Major issues include the Condition and Life Expectancy of:
the roof system & storm drainage
the flooring; both structural and visual
the foundation and structural components
the mechanical components such as fire suppression, HVAC, plumbing,
electrical, range hood, cooking equipment, exit signs, ADA access, etc.
Also, the estimated cost of up-fitting the building for your intended use is a vital consideration.
It is recommended that you hire professional inspectors for each component and have them give you fully comprehensive reports on their findings. If their findings come back with problem areas, get at least two estimates for each of the suggested repairs.

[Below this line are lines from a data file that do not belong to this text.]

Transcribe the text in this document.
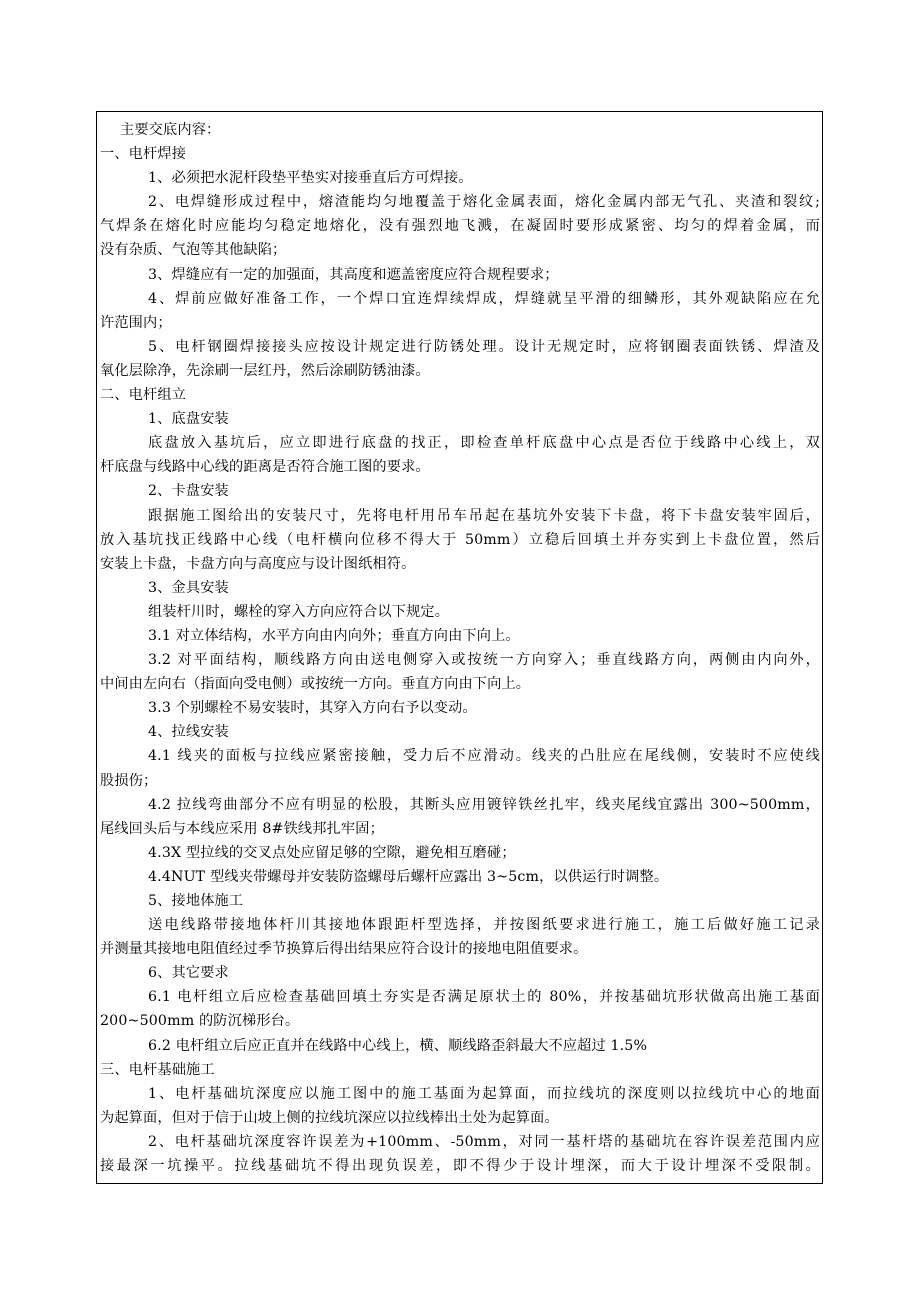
主要交底内容：
一、电杆焊接
1、必须把水泥杆段垫平垫实对接垂直后方可焊接。
2、电焊缝形成过程中，熔渣能均匀地覆盖于熔化金属表面，熔化金属内部无气孔、夹渣和裂纹;
气焊条在熔化时应能均匀稳定地熔化，没有强烈地飞溅，在凝固时要形成紧密、均匀的焊着金属，而
没有杂质、气泡等其他缺陷；
3、焊缝应有一定的加强面，其高度和遮盖密度应符合规程要求；
4、焊前应做好准备工作，一个焊口宜连焊续焊成，焊缝就呈平滑的细鳞形，其外观缺陷应在允
许范围内；
5、电杆钢圈焊接接头应按设计规定进行防锈处理。设计无规定时，应将钢圈表面铁锈、焊渣及
氧化层除净，先涂刷一层红丹，然后涂刷防锈油漆。
二、电杆组立
1、底盘安装
底盘放入基坑后，应立即进行底盘的找正，即检查单杆底盘中心点是否位于线路中心线上，双
杆底盘与线路中心线的距离是否符合施工图的要求。
2、卡盘安装
跟据施工图给出的安装尺寸，先将电杆用吊车吊起在基坑外安装下卡盘，将下卡盘安装牢固后，
放入基坑找正线路中心线（电杆横向位移不得大于 50mm）立稳后回填土并夯实到上卡盘位置，然后
安装上卡盘，卡盘方向与高度应与设计图纸相符。
3、金具安装
组装杆川时，螺栓的穿入方向应符合以下规定。
3.1 对立体结构，水平方向由内向外；垂直方向由下向上。
3.2 对平面结构，顺线路方向由送电侧穿入或按统一方向穿入；垂直线路方向，两侧由内向外，
中间由左向右（指面向受电侧）或按统一方向。垂直方向由下向上。
3.3 个别螺栓不易安装时，其穿入方向右予以变动。
4、拉线安装
4.1 线夹的面板与拉线应紧密接触，受力后不应滑动。线夹的凸肚应在尾线侧，安装时不应使线
股损伤；
4.2 拉线弯曲部分不应有明显的松股，其断头应用镀锌铁丝扎牢，线夹尾线宜露出 300~500mm，
尾线回头后与本线应采用 8#铁线邦扎牢固；
4.3X 型拉线的交叉点处应留足够的空隙，避免相互磨碰；
4.4NUT 型线夹带螺母并安装防盗螺母后螺杆应露出 3~5cm，以供运行时调整。
5、接地体施工
送电线路带接地体杆川其接地体跟距杆型选择，并按图纸要求进行施工，施工后做好施工记录
并测量其接地电阻值经过季节换算后得出结果应符合设计的接地电阻值要求。
6、其它要求
6.1 电杆组立后应检查基础回填土夯实是否满足原状土的 80%，并按基础坑形状做高出施工基面
200~500mm 的防沉梯形台。
6.2 电杆组立后应正直并在线路中心线上，横、顺线路歪斜最大不应超过 1.5%
三、电杆基础施工
1、电杆基础坑深度应以施工图中的施工基面为起算面，而拉线坑的深度则以拉线坑中心的地面
为起算面，但对于信于山坡上侧的拉线坑深应以拉线棒出土处为起算面。
2、电杆基础坑深度容许误差为+100mm、-50mm，对同一基杆塔的基础坑在容许误差范围内应
接最深一坑操平。拉线基础坑不得出现负误差，即不得少于设计埋深，而大于设计埋深不受限制。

Operational Review of Multi-Tenant Property
If you are planning to purchase a multi-tenant CRE property, whether office or retail, the value is determined, in part, by the degree of risk associated with the duration and stability of the income streams which the property generates.

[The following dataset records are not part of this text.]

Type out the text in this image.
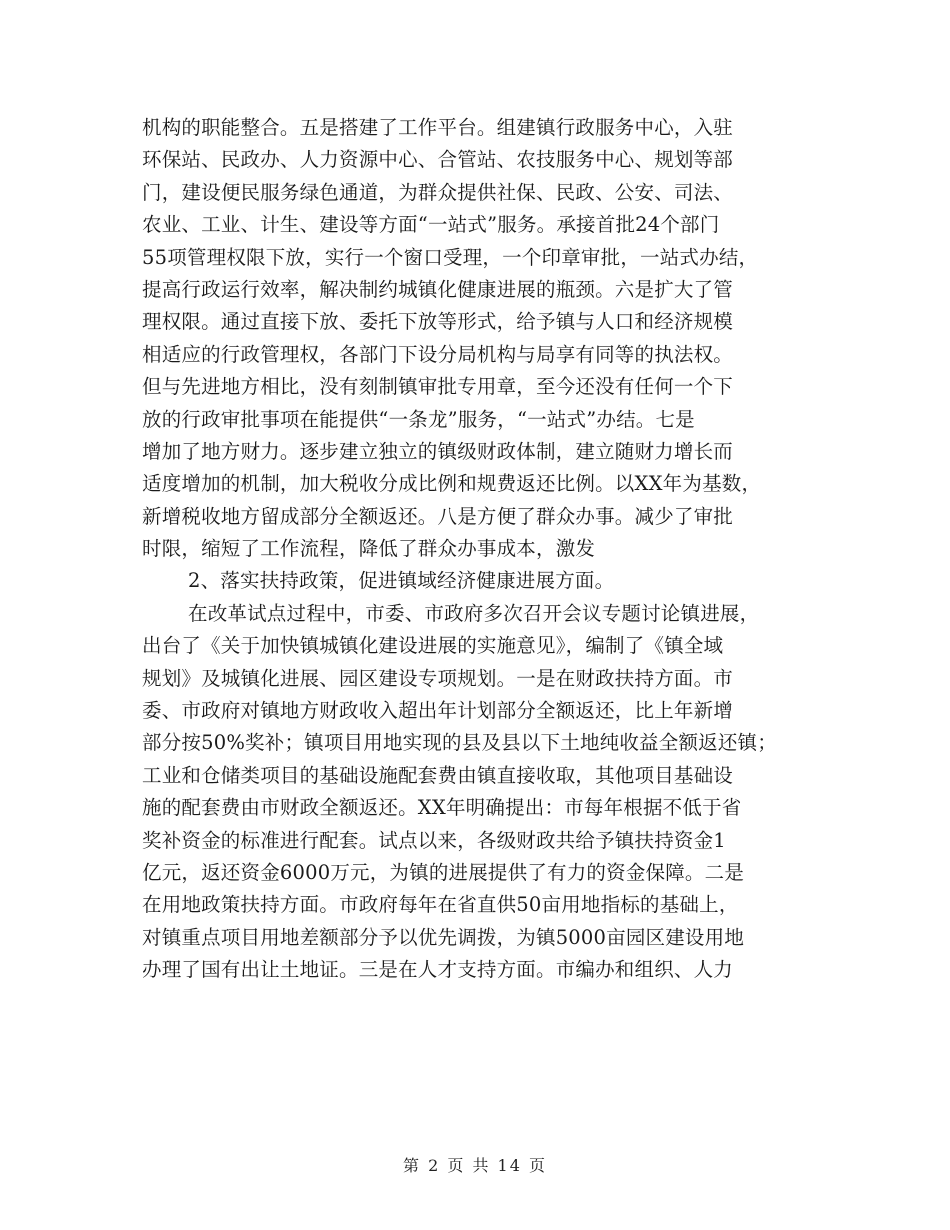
机构的职能整合。五是搭建了工作平台。组建镇行政服务中心，入驻
环保站、民政办、人力资源中心、合管站、农技服务中心、规划等部
门，建设便民服务绿色通道，为群众提供社保、民政、公安、司法、
农业、工业、计生、建设等方面“一站式”服务。承接首批24个部门
55项管理权限下放，实行一个窗口受理，一个印章审批，一站式办结，
提高行政运行效率，解决制约城镇化健康进展的瓶颈。六是扩大了管
理权限。通过直接下放、委托下放等形式，给予镇与人口和经济规模
相适应的行政管理权，各部门下设分局机构与局享有同等的执法权。
但与先进地方相比，没有刻制镇审批专用章，至今还没有任何一个下
放的行政审批事项在能提供“一条龙”服务，“一站式”办结。七是
增加了地方财力。逐步建立独立的镇级财政体制，建立随财力增长而
适度增加的机制，加大税收分成比例和规费返还比例。以XX年为基数，
新增税收地方留成部分全额返还。八是方便了群众办事。减少了审批
时限，缩短了工作流程，降低了群众办事成本，激发
2、落实扶持政策，促进镇域经济健康进展方面。
在改革试点过程中，市委、市政府多次召开会议专题讨论镇进展，
出台了《关于加快镇城镇化建设进展的实施意见》，编制了《镇全域
规划》及城镇化进展、园区建设专项规划。一是在财政扶持方面。市
委、市政府对镇地方财政收入超出年计划部分全额返还，比上年新增
部分按50%奖补；镇项目用地实现的县及县以下土地纯收益全额返还镇；
工业和仓储类项目的基础设施配套费由镇直接收取，其他项目基础设
施的配套费由市财政全额返还。XX年明确提出：市每年根据不低于省
奖补资金的标准进行配套。试点以来，各级财政共给予镇扶持资金1
亿元，返还资金6000万元，为镇的进展提供了有力的资金保障。二是
在用地政策扶持方面。市政府每年在省直供50亩用地指标的基础上，
对镇重点项目用地差额部分予以优先调拨，为镇5000亩园区建设用地
办理了国有出让土地证。三是在人才支持方面。市编办和组织、人力
第 2 页 共 14 页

Literally every document regarding the building, its operation and its tenants must be examined.
The leases are extremely important as they can harbor problematic situations enshrouded in vague wordage: First options on purchase, first right of adjacent space, tenant ownership of fixtures, agreements for owners to do expensive annual maintenance, agreements to prevent like businesses in the building. If you do not understand every portion of every lease, you will be buying a money stream "in the dark.”
Sooner or later, to generate immediate income, most commercial property owners find themselves in a position to sign a tenant at any cost and, though they may later regret concessions they have made, the lease agreements are binding and will pass to new owners.

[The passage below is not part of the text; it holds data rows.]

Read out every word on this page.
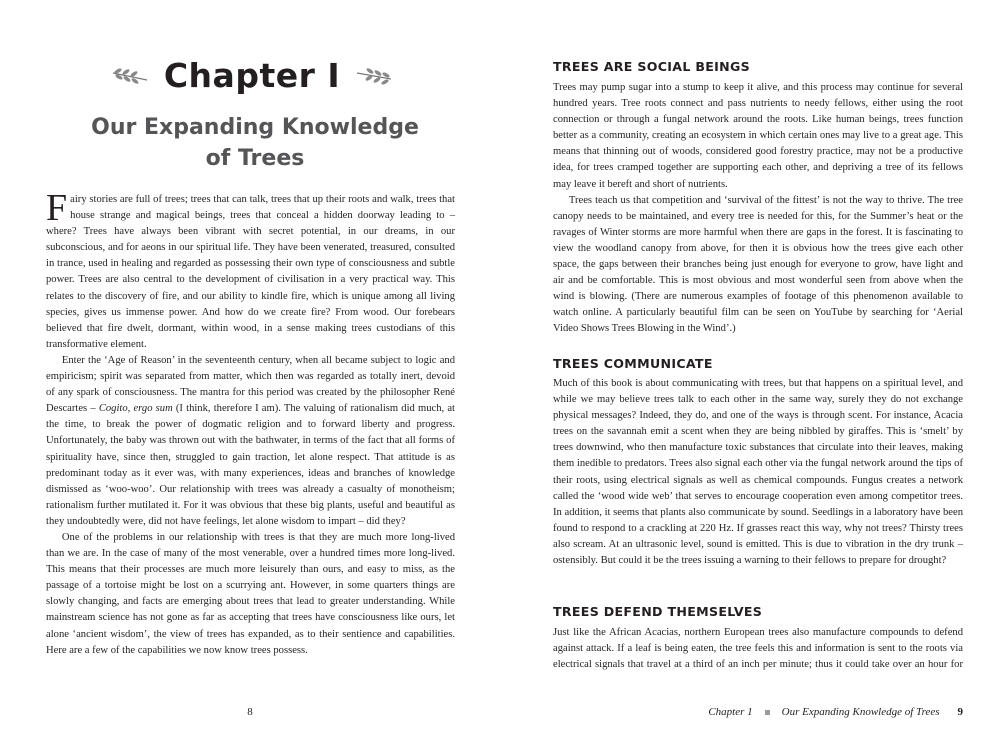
Chapter I
Our Expanding Knowledge
of Trees

Fairy stories are full of trees; trees that can talk, trees that up their roots and walk, trees that house strange and magical beings, trees that conceal a hidden doorway leading to – where? Trees have always been vibrant with secret potential, in our dreams, in our subconscious, and for aeons in our spiritual life. They have been venerated, treasured, consulted in trance, used in healing and regarded as possessing their own type of consciousness and subtle power. Trees are also central to the development of civilisation in a very practical way. This relates to the discovery of fire, and our ability to kindle fire, which is unique among all living species, gives us immense power. And how do we create fire? From wood. Our forebears believed that fire dwelt, dormant, within wood, in a sense making trees custodians of this transformative element.

Enter the ‘Age of Reason’ in the seventeenth century, when all became subject to logic and empiricism; spirit was separated from matter, which then was regarded as totally inert, devoid of any spark of consciousness. The mantra for this period was created by the philosopher René Descartes – Cogito, ergo sum (I think, therefore I am). The valuing of rationalism did much, at the time, to break the power of dogmatic religion and to forward liberty and progress. Unfortunately, the baby was thrown out with the bathwater, in terms of the fact that all forms of spirituality have, since then, struggled to gain traction, let alone respect. That attitude is as predominant today as it ever was, with many experiences, ideas and branches of knowledge dismissed as ‘woo-woo’. Our relationship with trees was already a casualty of monotheism; rationalism further mutilated it. For it was obvious that these big plants, useful and beautiful as they undoubtedly were, did not have feelings, let alone wisdom to impart – did they?

One of the problems in our relationship with trees is that they are much more long-lived than we are. In the case of many of the most venerable, over a hundred times more long-lived. This means that their processes are much more leisurely than ours, and easy to miss, as the passage of a tortoise might be lost on a scurrying ant. However, in some quarters things are slowly changing, and facts are emerging about trees that lead to greater understanding. While mainstream science has not gone as far as accepting that trees have consciousness like ours, let alone ‘ancient wisdom’, the view of trees has expanded, as to their sentience and capabilities. Here are a few of the capabilities we now know trees possess.

8
TREES ARE SOCIAL BEINGS

Trees may pump sugar into a stump to keep it alive, and this process may continue for several hundred years. Tree roots connect and pass nutrients to needy fellows, either using the root connection or through a fungal network around the roots. Like human beings, trees function better as a community, creating an ecosystem in which certain ones may live to a great age. This means that thinning out of woods, considered good forestry practice, may not be a productive idea, for trees cramped together are supporting each other, and depriving a tree of its fellows may leave it bereft and short of nutrients.

Trees teach us that competition and ‘survival of the fittest’ is not the way to thrive. The tree canopy needs to be maintained, and every tree is needed for this, for the Summer’s heat or the ravages of Winter storms are more harmful when there are gaps in the forest. It is fascinating to view the woodland canopy from above, for then it is obvious how the trees give each other space, the gaps between their branches being just enough for everyone to grow, have light and air and be comfortable. This is most obvious and most wonderful seen from above when the wind is blowing. (There are numerous examples of footage of this phenomenon available to watch online. A particularly beautiful film can be seen on YouTube by searching for ‘Aerial Video Shows Trees Blowing in the Wind’.)

TREES COMMUNICATE

Much of this book is about communicating with trees, but that happens on a spiritual level, and while we may believe trees talk to each other in the same way, surely they do not exchange physical messages? Indeed, they do, and one of the ways is through scent. For instance, Acacia trees on the savannah emit a scent when they are being nibbled by giraffes. This is ‘smelt’ by trees downwind, who then manufacture toxic substances that circulate into their leaves, making them inedible to predators. Trees also signal each other via the fungal network around the tips of their roots, using electrical signals as well as chemical compounds. Fungus creates a network called the ‘wood wide web’ that serves to encourage cooperation even among competitor trees. In addition, it seems that plants also communicate by sound. Seedlings in a laboratory have been found to respond to a crackling at 220 Hz. If grasses react this way, why not trees? Thirsty trees also scream. At an ultrasonic level, sound is emitted. This is due to vibration in the dry trunk – ostensibly. But could it be the trees issuing a warning to their fellows to prepare for drought?

TREES DEFEND THEMSELVES

Just like the African Acacias, northern European trees also manufacture compounds to defend against attack. If a leaf is being eaten, the tree feels this and information is sent to the roots via electrical signals that travel at a third of an inch per minute; thus it could take over an hour for

Chapter 1	Our Expanding Knowledge of Trees 9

A true NNN (Triple Net Lease) is generally when one tenant leases an entire building and the tenant is responsible for all expenses of operating the property: insurance, taxes and 100% of the maintenance. Rarely will you find a true NNN, multi-tenant property. Most of the time, you will find what could be known as modified NNN leases which include CAM (common area maintenance) charges whereby multiple tenants share the maintenance expenses and this is where you may find vague or ambiguous wording.
However the leases are written, just be sure you read every word of every lease. Make notes of things you need to clarify. Then have another qualified person do the same thing; compare notes and go after the answers.
It is far better if you have thoroughly done your research and are able to ask enough probing questions of the owner that he discloses details he wouldn’t ordinarily tell you. Also, these questions may bring back the memory of a fact or quirk in some system that you wouldn't otherwise have found out about. So ask questions, and then ask more. This is the only chance you will have to do this. After you close, he may not return your calls.
If the property has a Property Manager other than the owner, it is a good idea if you sit down with them to discuss payment histories. And, if the owner or manager does not have detailed payment records or statements, you now have to consider the property to be a far more risky investment.
What if there are problems?
If problems or obstacles are discovered that have serious economic or use impact on the property, you will have to decide whether to walk away from the deal or renegotiate the price.
Do you Have All the Answers?
There is no way you will ever get all the answers. But the more questions you ask, the better informed you will be when you are making your final decision.
We at McCoy Wright Realty strive to help each of our clients in their quest for Comprehensive Due Diligence by making suggestions, referrals and offering experienced assistance along the way.